Мой друг-отшельник читает лекции о Мёрике[42]
и Буркхардте[43], своих извечных любимцах. Такие же лекции он читал и для французско-немецкой аудитории в оккупированной от Парижа до Бордо Франции. Он задумчиво отмечает, что это было лучшее время, утверждает, что там слушали внимательнее, что климат в оккупированной Франции в 1940–1944 годах был благоприятнее для немецких лекций, чем в разрушенном Руре в 1946-м. Естественно, говорит он, я понимал ситуацию, но почему издержки военной необходимости должны были помешать мне способствовать сближению немецкой и французской культур. Звучит цинично, но к этому привыкаешь, хотя в реальности все оказывается еще более цинично, если такое вообще можно себе представить. На его книжных полках я обнаруживаю два роскошных солдатских издания стихов Гёльдерлина и Мёрике, год издания 1941-й. Теоретически можно предположить, что когда немецкие солдаты завоевывали Грецию, у них в карманах лежали томики стихов Мёрике, а сровняв с землей очередную русскую деревню, немецкий солдат возвращался к прерванному чтению Гёльдерлина, немецкого поэта, который говорил о том, что любовь побеждает и время, и конечность смертного тела.Тем не менее на все эти вопросы можно найти удовлетворительные ответы. Жестокость можно объяснить законами военного времени. Нет ничего циничного в том, что этот писатель вопреки всему говорит о своем уважении к французскому Сопротивлению, ко всем движениям сопротивления, кроме немецкого, потому что оно не было национально обосновано.

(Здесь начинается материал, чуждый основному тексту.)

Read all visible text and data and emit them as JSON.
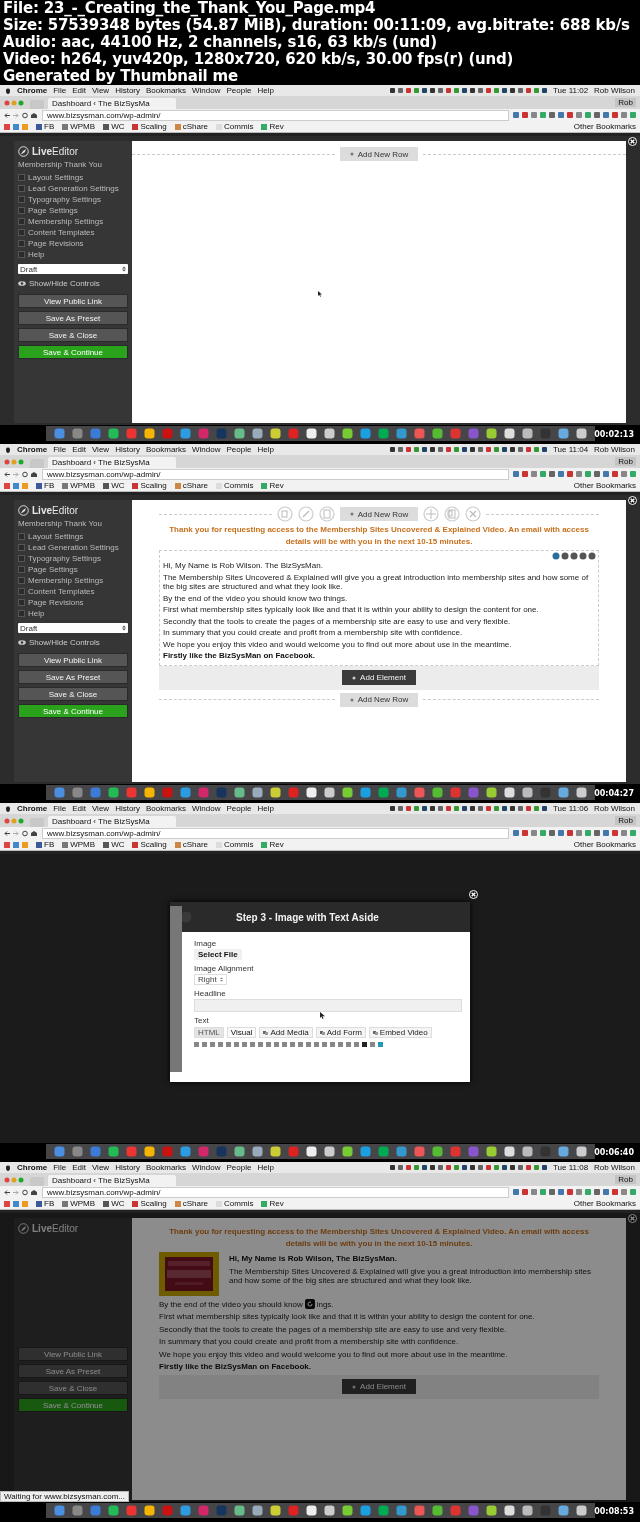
{
  "file_info": [
    "File: 23_-_Creating_the_Thank_You_Page.mp4",
    "Size: 57539348 bytes (54.87 MiB), duration: 00:11:09, avg.bitrate: 688 kb/s",
    "Audio: aac, 44100 Hz, 2 channels, s16, 63 kb/s (und)",
    "Video: h264, yuv420p, 1280x720, 620 kb/s, 30.00 fps(r) (und)",
    "Generated by Thumbnail me"
  ],
  "frames": [
    {
      "kind": "empty",
      "menu_bar": {
        "app": "Chrome",
        "menus": [
          "File",
          "Edit",
          "View",
          "History",
          "Bookmarks",
          "Window",
          "People",
          "Help"
        ],
        "clock": "Tue 11:02",
        "user": "Rob Wilson"
      },
      "browser": {
        "tab_title": "Dashboard ‹ The BizSysMa",
        "profile": "Rob",
        "url": "www.bizsysman.com/wp-admin/",
        "bookmarks": [
          "FB",
          "WPMB",
          "WC",
          "Scaling",
          "cShare",
          "Commis",
          "Rev"
        ],
        "other_bookmarks": "Other Bookmarks"
      },
      "sidebar": {
        "logo": "**Live**Editor",
        "subtitle": "Membership Thank You",
        "items": [
          {
            "label": "Layout Settings",
            "checked": false
          },
          {
            "label": "Lead Generation Settings",
            "checked": false
          },
          {
            "label": "Typography Settings",
            "checked": false
          },
          {
            "label": "Page Settings",
            "checked": false
          },
          {
            "label": "Membership Settings",
            "checked": false
          },
          {
            "label": "Content Templates",
            "checked": false
          },
          {
            "label": "Page Revisions",
            "checked": false
          },
          {
            "label": "Help",
            "checked": false
          }
        ],
        "status": "Draft",
        "toggle": "Show/Hide Controls",
        "buttons": [
          {
            "label": "View Public Link",
            "kind": "default"
          },
          {
            "label": "Save As Preset",
            "kind": "default"
          },
          {
            "label": "Save & Close",
            "kind": "default"
          },
          {
            "label": "Save & Continue",
            "kind": "primary"
          }
        ]
      },
      "add_row": "Add New Row",
      "timestamp": "00:02:13"
    },
    {
      "kind": "content",
      "menu_bar": {
        "app": "Chrome",
        "menus": [
          "File",
          "Edit",
          "View",
          "History",
          "Bookmarks",
          "Window",
          "People",
          "Help"
        ],
        "clock": "Tue 11:04",
        "user": "Rob Wilson"
      },
      "browser": {
        "tab_title": "Dashboard ‹ The BizSysMa",
        "profile": "Rob",
        "url": "www.bizsysman.com/wp-admin/",
        "bookmarks": [
          "FB",
          "WPMB",
          "WC",
          "Scaling",
          "cShare",
          "Commis",
          "Rev"
        ],
        "other_bookmarks": "Other Bookmarks"
      },
      "sidebar": {
        "logo": "**Live**Editor",
        "subtitle": "Membership Thank You",
        "items": [
          {
            "label": "Layout Settings",
            "checked": false
          },
          {
            "label": "Lead Generation Settings",
            "checked": false
          },
          {
            "label": "Typography Settings",
            "checked": false
          },
          {
            "label": "Page Settings",
            "checked": false
          },
          {
            "label": "Membership Settings",
            "checked": false
          },
          {
            "label": "Content Templates",
            "checked": false
          },
          {
            "label": "Page Revisions",
            "checked": false
          },
          {
            "label": "Help",
            "checked": false
          }
        ],
        "status": "Draft",
        "toggle": "Show/Hide Controls",
        "buttons": [
          {
            "label": "View Public Link",
            "kind": "default"
          },
          {
            "label": "Save As Preset",
            "kind": "default"
          },
          {
            "label": "Save & Close",
            "kind": "default"
          },
          {
            "label": "Save & Continue",
            "kind": "primary"
          }
        ]
      },
      "content": {
        "top_row": "Add New Row",
        "headline": "Thank you for requesting access to the Membership Sites Uncovered & Explained Video. An email with access details will be with you in the next 10-15 minutes.",
        "paragraphs": [
          {
            "text": "Hi, My Name is Rob Wilson. The BizSysMan.",
            "bold": false
          },
          {
            "text": "The Membership Sites Uncovered & Explained will give you a great introduction into membership sites and how some of the big sites are structured and what they look like.",
            "bold": false
          },
          {
            "text": "By the end of the video you should know two things.",
            "bold": false
          },
          {
            "text": "First what membership sites typically look like and that it is within your ability to design the content for one.",
            "bold": false
          },
          {
            "text": "Secondly that the tools to create the pages of a membership site are easy to use and very flexible.",
            "bold": false
          },
          {
            "text": "In summary that you could create and profit from a membership site with confidence.",
            "bold": false
          },
          {
            "text": "We hope you enjoy this video and would welcome you to find out more about use in the meantime.",
            "bold": false
          },
          {
            "text": "Firstly like the BizSysMan on Facebook.",
            "bold": true
          }
        ],
        "add_element": "Add Element",
        "bottom_row": "Add New Row"
      },
      "timestamp": "00:04:27"
    },
    {
      "kind": "dialog",
      "menu_bar": {
        "app": "Chrome",
        "menus": [
          "File",
          "Edit",
          "View",
          "History",
          "Bookmarks",
          "Window",
          "People",
          "Help"
        ],
        "clock": "Tue 11:06",
        "user": "Rob Wilson"
      },
      "browser": {
        "tab_title": "Dashboard ‹ The BizSysMa",
        "profile": "Rob",
        "url": "www.bizsysman.com/wp-admin/",
        "bookmarks": [
          "FB",
          "WPMB",
          "WC",
          "Scaling",
          "cShare",
          "Commis",
          "Rev"
        ],
        "other_bookmarks": "Other Bookmarks"
      },
      "dialog": {
        "title": "Step 3 - Image with Text Aside",
        "image_label": "Image",
        "select_file": "Select File",
        "alignment_label": "Image Alignment",
        "alignment": "Right",
        "headline_label": "Headline",
        "text_label": "Text",
        "editor_tabs": [
          {
            "label": "HTML",
            "selected": false
          },
          {
            "label": "Visual",
            "selected": true
          }
        ],
        "media_buttons": [
          "Add Media",
          "Add Form",
          "Embed Video"
        ]
      },
      "timestamp": "00:06:40"
    },
    {
      "kind": "image_text",
      "menu_bar": {
        "app": "Chrome",
        "menus": [
          "File",
          "Edit",
          "View",
          "History",
          "Bookmarks",
          "Window",
          "People",
          "Help"
        ],
        "clock": "Tue 11:08",
        "user": "Rob Wilson"
      },
      "browser": {
        "tab_title": "Dashboard ‹ The BizSysMa",
        "profile": "Rob",
        "url": "www.bizsysman.com/wp-admin/",
        "bookmarks": [
          "FB",
          "WPMB",
          "WC",
          "Scaling",
          "cShare",
          "Commis",
          "Rev"
        ],
        "other_bookmarks": "Other Bookmarks"
      },
      "sidebar": {
        "logo": "**Live**Editor",
        "buttons": [
          {
            "label": "View Public Link",
            "kind": "default"
          },
          {
            "label": "Save As Preset",
            "kind": "default"
          },
          {
            "label": "Save & Close",
            "kind": "default"
          },
          {
            "label": "Save & Continue",
            "kind": "primary"
          }
        ]
      },
      "content": {
        "headline": "Thank you for requesting access to the Membership Sites Uncovered & Explained Video. An email with access details will be with you in the next 10-15 minutes.",
        "aside_title": "Hi, My Name is Rob Wilson, The BizSysMan.",
        "aside_text": "The Membership Sites Uncovered & Explained will give you a great introduction into membership sites and how some of the big sites are structured and what they look like.",
        "split_line": [
          "By the end of the video you should know",
          "ings."
        ],
        "paragraphs": [
          {
            "text": "First what membership sites typically look like and that it is within your ability to design the content for one.",
            "bold": false
          },
          {
            "text": "Secondly that the tools to create the pages of a membership site are easy to use and very flexible.",
            "bold": false
          },
          {
            "text": "In summary that you could create and profit from a membership site with confidence.",
            "bold": false
          },
          {
            "text": "We hope you enjoy this video and would welcome you to find out more about use in the meantime.",
            "bold": false
          },
          {
            "text": "Firstly like the BizSysMan on Facebook.",
            "bold": true
          }
        ],
        "add_element": "Add Element"
      },
      "status_bar": "Waiting for www.bizsysman.com...",
      "timestamp": "00:08:53"
    }
  ]
}
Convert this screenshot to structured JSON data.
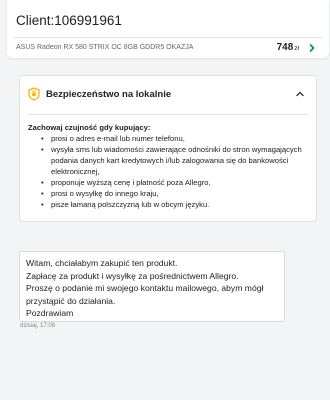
{
  "header": {
    "client_title": "Client:106991961",
    "product_name": "ASUS Radeon RX 580 STRIX OC 8GB GDDR5 OKAZJA",
    "price_value": "748",
    "price_currency": "zł"
  },
  "safety": {
    "title": "Bezpieczeństwo na lokalnie",
    "lead": "Zachowaj czujność gdy kupujący:",
    "items": [
      "prosi o adres e-mail lub numer telefonu,",
      "wysyła sms lub wiadomości zawierające odnośniki do stron wymagających podania danych kart kredytowych i/lub zalogowania się do bankowości elektronicznej,",
      "proponuje wyższą cenę i płatność poza Allegro,",
      "prosi o wysyłkę do innego kraju,",
      "pisze łamaną polszczyzną lub w obcym języku."
    ]
  },
  "message": {
    "lines": [
      "Witam, chciałabym zakupić ten produkt.",
      "Zapłacę za produkt i wysyłkę za pośrednictwem Allegro.",
      "Proszę o podanie mi swojego kontaktu mailowego, abym mógł",
      "przystąpić do działania.",
      "Pozdrawiam"
    ],
    "time": "dzisiaj, 17:08"
  },
  "colors": {
    "accent_green": "#1e8a4c",
    "shield_yellow": "#f5b400"
  }
}
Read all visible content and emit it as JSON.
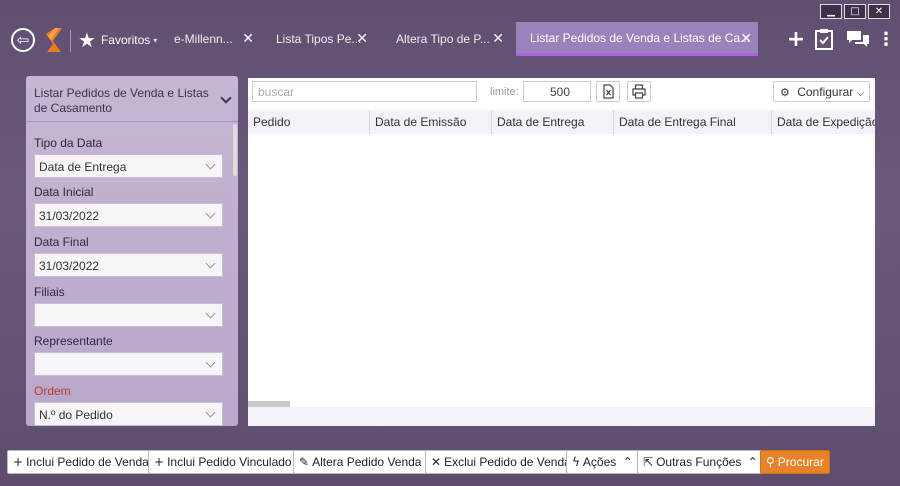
{
  "window": {
    "minimize": "▁",
    "maximize": "□",
    "close": "✕"
  },
  "nav": {
    "favorites_label": "Favoritos",
    "tabs": [
      {
        "label": "e-Millenn..."
      },
      {
        "label": "Lista Tipos Pe..."
      },
      {
        "label": "Altera Tipo de P..."
      },
      {
        "label": "Listar Pedidos de Venda e Listas de Ca..."
      }
    ],
    "active_tab_index": 3
  },
  "filters": {
    "title": "Listar Pedidos de Venda e Listas de Casamento",
    "tipo_data": {
      "label": "Tipo da Data",
      "value": "Data de Entrega"
    },
    "data_inicial": {
      "label": "Data Inicial",
      "value": "31/03/2022"
    },
    "data_final": {
      "label": "Data Final",
      "value": "31/03/2022"
    },
    "filiais": {
      "label": "Filiais",
      "value": ""
    },
    "representante": {
      "label": "Representante",
      "value": ""
    },
    "ordem": {
      "label": "Ordem",
      "value": "N.º do Pedido"
    }
  },
  "grid": {
    "search_placeholder": "buscar",
    "limit_label": "limite:",
    "limit_value": "500",
    "configure_label": "Configurar",
    "columns": [
      "Pedido",
      "Data de Emissão",
      "Data de Entrega",
      "Data de Entrega Final",
      "Data de Expedição"
    ]
  },
  "actions": {
    "inclui_pedido": "Inclui Pedido de Venda",
    "inclui_vinculado": "Inclui Pedido Vinculado",
    "altera_pedido": "Altera Pedido Venda",
    "exclui_pedido": "Exclui Pedido de Venda",
    "acoes": "Ações",
    "outras_funcoes": "Outras Funções",
    "procurar": "Procurar"
  },
  "colors": {
    "accent": "#b061e0",
    "procurar": "#e8832a",
    "required_label": "#c0392b"
  }
}
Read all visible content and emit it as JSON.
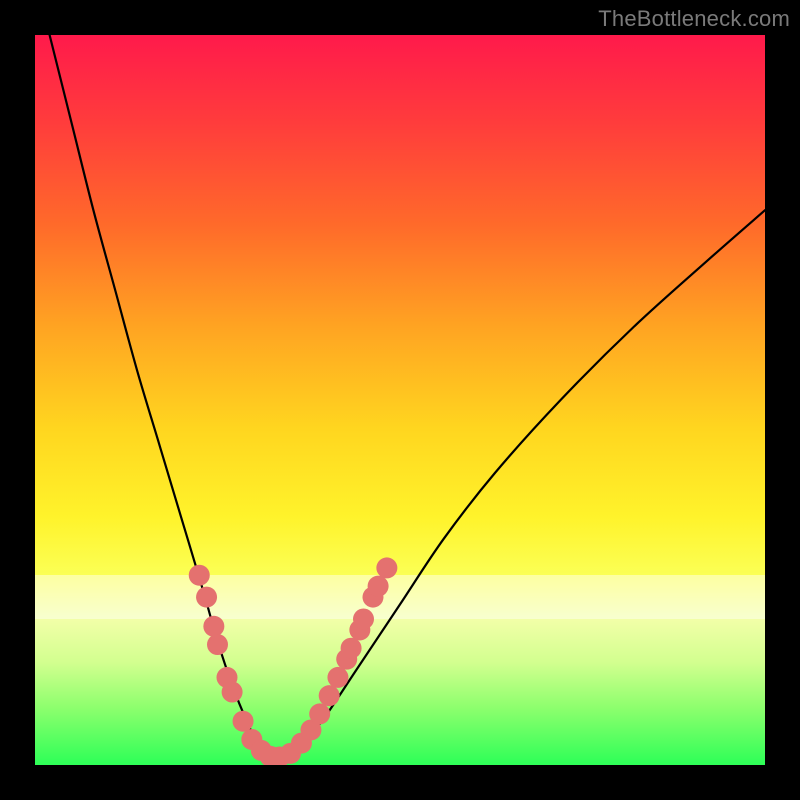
{
  "watermark": "TheBottleneck.com",
  "chart_data": {
    "type": "line",
    "title": "",
    "xlabel": "",
    "ylabel": "",
    "xlim": [
      0,
      100
    ],
    "ylim": [
      0,
      100
    ],
    "grid": false,
    "legend": false,
    "series": [
      {
        "name": "bottleneck-curve",
        "x": [
          2,
          5,
          8,
          11,
          14,
          17,
          20,
          23,
          25,
          27,
          29,
          30.5,
          32,
          33.5,
          35,
          37,
          40,
          44,
          50,
          56,
          63,
          72,
          82,
          92,
          100
        ],
        "y": [
          100,
          88,
          76,
          65,
          54,
          44,
          34,
          24,
          17,
          11,
          6,
          3,
          1.2,
          1,
          1.5,
          3.2,
          7,
          13,
          22,
          31,
          40,
          50,
          60,
          69,
          76
        ]
      }
    ],
    "marker_points": {
      "name": "highlighted-dots",
      "color": "#e4716f",
      "points": [
        {
          "x": 22.5,
          "y": 26
        },
        {
          "x": 23.5,
          "y": 23
        },
        {
          "x": 24.5,
          "y": 19
        },
        {
          "x": 25.0,
          "y": 16.5
        },
        {
          "x": 26.3,
          "y": 12
        },
        {
          "x": 27.0,
          "y": 10
        },
        {
          "x": 28.5,
          "y": 6
        },
        {
          "x": 29.7,
          "y": 3.5
        },
        {
          "x": 31.0,
          "y": 2
        },
        {
          "x": 32.2,
          "y": 1.2
        },
        {
          "x": 33.5,
          "y": 1.1
        },
        {
          "x": 35.0,
          "y": 1.6
        },
        {
          "x": 36.5,
          "y": 3
        },
        {
          "x": 37.8,
          "y": 4.8
        },
        {
          "x": 39.0,
          "y": 7
        },
        {
          "x": 40.3,
          "y": 9.5
        },
        {
          "x": 41.5,
          "y": 12
        },
        {
          "x": 42.7,
          "y": 14.5
        },
        {
          "x": 43.3,
          "y": 16
        },
        {
          "x": 44.5,
          "y": 18.5
        },
        {
          "x": 45.0,
          "y": 20
        },
        {
          "x": 46.3,
          "y": 23
        },
        {
          "x": 47.0,
          "y": 24.5
        },
        {
          "x": 48.2,
          "y": 27
        }
      ]
    },
    "background_gradient": {
      "orientation": "vertical",
      "stops": [
        {
          "pos": 0.0,
          "color": "#ff1a4b"
        },
        {
          "pos": 0.4,
          "color": "#ffa422"
        },
        {
          "pos": 0.66,
          "color": "#fff32b"
        },
        {
          "pos": 0.8,
          "color": "#f2ffa8"
        },
        {
          "pos": 1.0,
          "color": "#2dff57"
        }
      ]
    },
    "pale_band": {
      "y_from": 20,
      "y_to": 26
    }
  }
}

– В концлагерь попадали только те, кто не умел держать рот на замке. Почему они не промолчали и не переждали эти двенадцать лет?
– А откуда вы знали, что именно двенадцать?
– Могло оказаться и больше. Естественно. Ну и что? Почему бы не посмотреть на все это с точки зрения истории, почему бы не отнестись ко всему случившемуся так, словно оно произошло сто лет назад? Строго говоря, такой вещи, как реальность, в принципе не существует, пока историки не поместят все эти события в контекст, а тогда будет уже поздно их проживать, мучиться над ними или оплакивать. Реальность должна состариться, чтобы стать реальной.
И это чистая правда. В этом лесном домике в Руре реальности не существует. Разумеется, после обеда в комнату в слезах заходит жена и рассказывает о сцене в очереди за хлебом. Мужчина с большой палкой растолкал всех испуганных стоявших в очереди женщин, забрал последнюю буханку, и его никто не остановил. Но для прирожденного классика не существует интермеццо настолько жутких, чтобы печальная реальность, разворачивающаяся прямо сейчас, все-таки вошла в его жизнь. Мы сидим в сгущающихся сумерках и говорим о барокко, вся комната наполнена барокко, на столе лежат увесистые немецкие диссертации, посвященные архитектуре барокко. Он собирается писать роман, действие которого разворачивается в эпоху барокко, это будет продолжение незаконченного романа Гофмансталя[44]
, и теперь он читает все, что есть, об архитектуре барокко, чтобы достоверно выстроить реальность для своих героев, которые будут не замаскированными современными людьми – голодающими, стоящими в бесконечных очередях за хлебом, а настоящими людьми эпохи барокко, ее барочной кровью и барочной плотью, которые будут думать в стиле барокко и вести образ жизни барокко. Конечно, можно сказать, что барокко – крайне несовременный способ жить в Руре, где уже начинаются голодные бунты. О какой современности можно говорить в мастерской писателя, где время начинает существовать только тогда, когда уже слишком поздно?Но где начинается страдание? Он говорит о счастье и красоте страдания. Страдание – не грязно, не жалко. Нет, страдание – это великая вещь, потому что оно делает людей великими. «Разве можно объяснить былые достижения немецкой культуры чем-то еще, кроме того, что на долю немецкого народа выпало больше страданий, чем кому-либо другому!» Его невозможно убедить в том, что страдание – это нечто недостойное. Историк-романтик внутри его убежден, что страдание является мощнейшей движущей силой великих подвигов человечества, прирожденный классик считает страдание движущей силой великой литературы, которая при этом совсем не обязательно должна быть литературой о страдании.